Y así lo estuvieron mirando, porque aquel gran templo estaba
tan alto que todo lo señoreaban. Y de allí vimos las tres
calzadas que entran en México, que es la de Iztapalapa, por la
que ocho meses después salimos huyendo la noche de nuestros gran
desastre, cuando Cuitláhuac, nuevo señor, nos echó
de la ciudad; Tlacopan y la de Tepequilla.
Y veíamos en aquella gran laguna tanta multitud de canoas, con
provisiones y con mercancías. Y veíamos que de casa a
casa no se pasaba sino por unas puentes levadizas que tenían
hechas de madera, o en canoas. Y veíamos en aquella ciudades
pirámides y adoratorios a manera de torres y fortalezas, y todas
blanqueando que era cosa de admiración.
Y las azoteas de las casas, y en las calzadas otras torrecillas y adoratorios
que eran como fortalezas. Y veíamos el agua dulce que venía
de Chapultepec, de que se proveía la ciudad.

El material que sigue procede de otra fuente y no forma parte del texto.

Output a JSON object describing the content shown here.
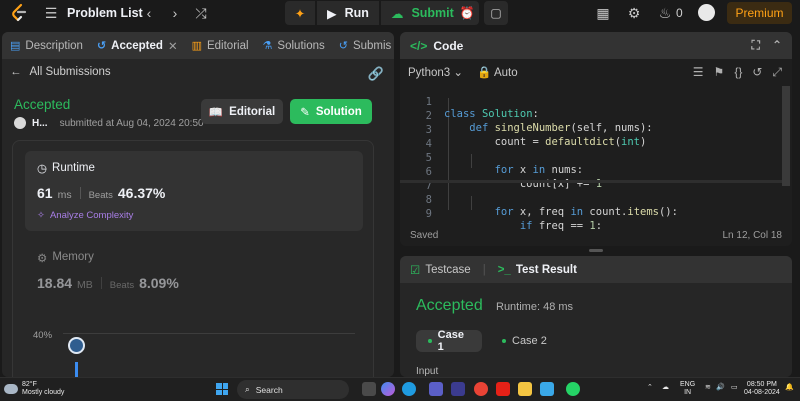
{
  "topbar": {
    "title": "Problem List",
    "run_label": "Run",
    "submit_label": "Submit",
    "streak_count": "0",
    "premium_label": "Premium"
  },
  "left_tabs": [
    {
      "label": "Description"
    },
    {
      "label": "Accepted"
    },
    {
      "label": "Editorial"
    },
    {
      "label": "Solutions"
    },
    {
      "label": "Submis"
    }
  ],
  "submission": {
    "back_label": "All Submissions",
    "status": "Accepted",
    "user_initial": "H...",
    "submitted_text": "submitted at Aug 04, 2024 20:50",
    "editorial_button": "Editorial",
    "solution_button": "Solution"
  },
  "runtime": {
    "title": "Runtime",
    "value": "61",
    "unit": "ms",
    "beats_label": "Beats",
    "beats_value": "46.37%",
    "analyze_label": "Analyze Complexity"
  },
  "memory": {
    "title": "Memory",
    "value": "18.84",
    "unit": "MB",
    "beats_label": "Beats",
    "beats_value": "8.09%"
  },
  "chart": {
    "y_label": "40%"
  },
  "code_panel": {
    "title": "Code",
    "language": "Python3",
    "mode": "Auto",
    "saved_text": "Saved",
    "cursor_position": "Ln 12, Col 18"
  },
  "code_lines": [
    {
      "n": "1",
      "text": "class Solution:"
    },
    {
      "n": "2",
      "text": "    def singleNumber(self, nums):"
    },
    {
      "n": "3",
      "text": "        count = defaultdict(int)"
    },
    {
      "n": "4",
      "text": ""
    },
    {
      "n": "5",
      "text": "        for x in nums:"
    },
    {
      "n": "6",
      "text": "            count[x] += 1"
    },
    {
      "n": "7",
      "text": ""
    },
    {
      "n": "8",
      "text": "        for x, freq in count.items():"
    },
    {
      "n": "9",
      "text": "            if freq == 1:"
    }
  ],
  "test_panel": {
    "testcase_tab": "Testcase",
    "result_tab": "Test Result",
    "status": "Accepted",
    "runtime_text": "Runtime: 48 ms",
    "case1": "Case 1",
    "case2": "Case 2",
    "input_label": "Input"
  },
  "taskbar": {
    "temp": "82°F",
    "weather": "Mostly cloudy",
    "search_placeholder": "Search",
    "lang_top": "ENG",
    "lang_bottom": "IN",
    "time": "08:50 PM",
    "date": "04-08-2024"
  },
  "colors": {
    "accent_green": "#2cbb5d",
    "premium_orange": "#ffa116",
    "analyze_purple": "#a87ee6"
  }
}
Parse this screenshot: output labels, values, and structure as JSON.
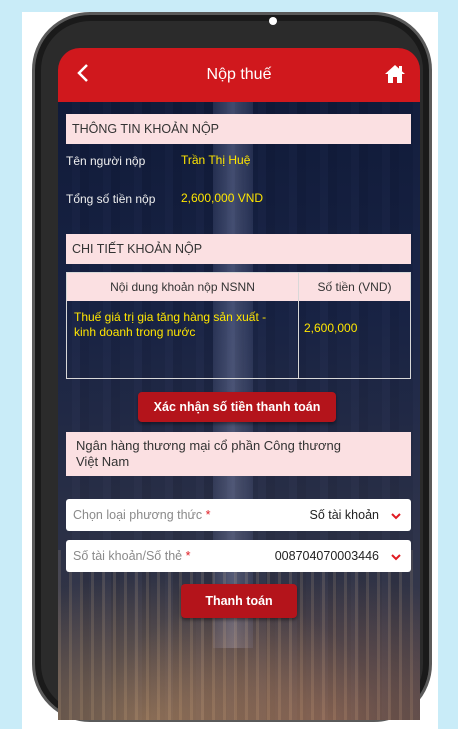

Y en aquellas tres calzadas los puentes que ten’an hechos de trecho
en trecho, por donde entraba y sal’a el agua de la laguna.
Y después de bien mirado y considerado lo que habíamos
visto tornamos a ver la gran plaza y la multitud que en ella había,
unos comprando y otros vendiendo, que sólo el rumbo y el zumbido
de las voces y palabras que allí había sonaban a más
de una legua.
Y entre nosostros hubo soldados que habían estado en muchas partes
del mundo, y en Constantinopla y en toda Italia y Roma, y dijeron que
plaza tan grande y tan llena de gente, no la habían visto".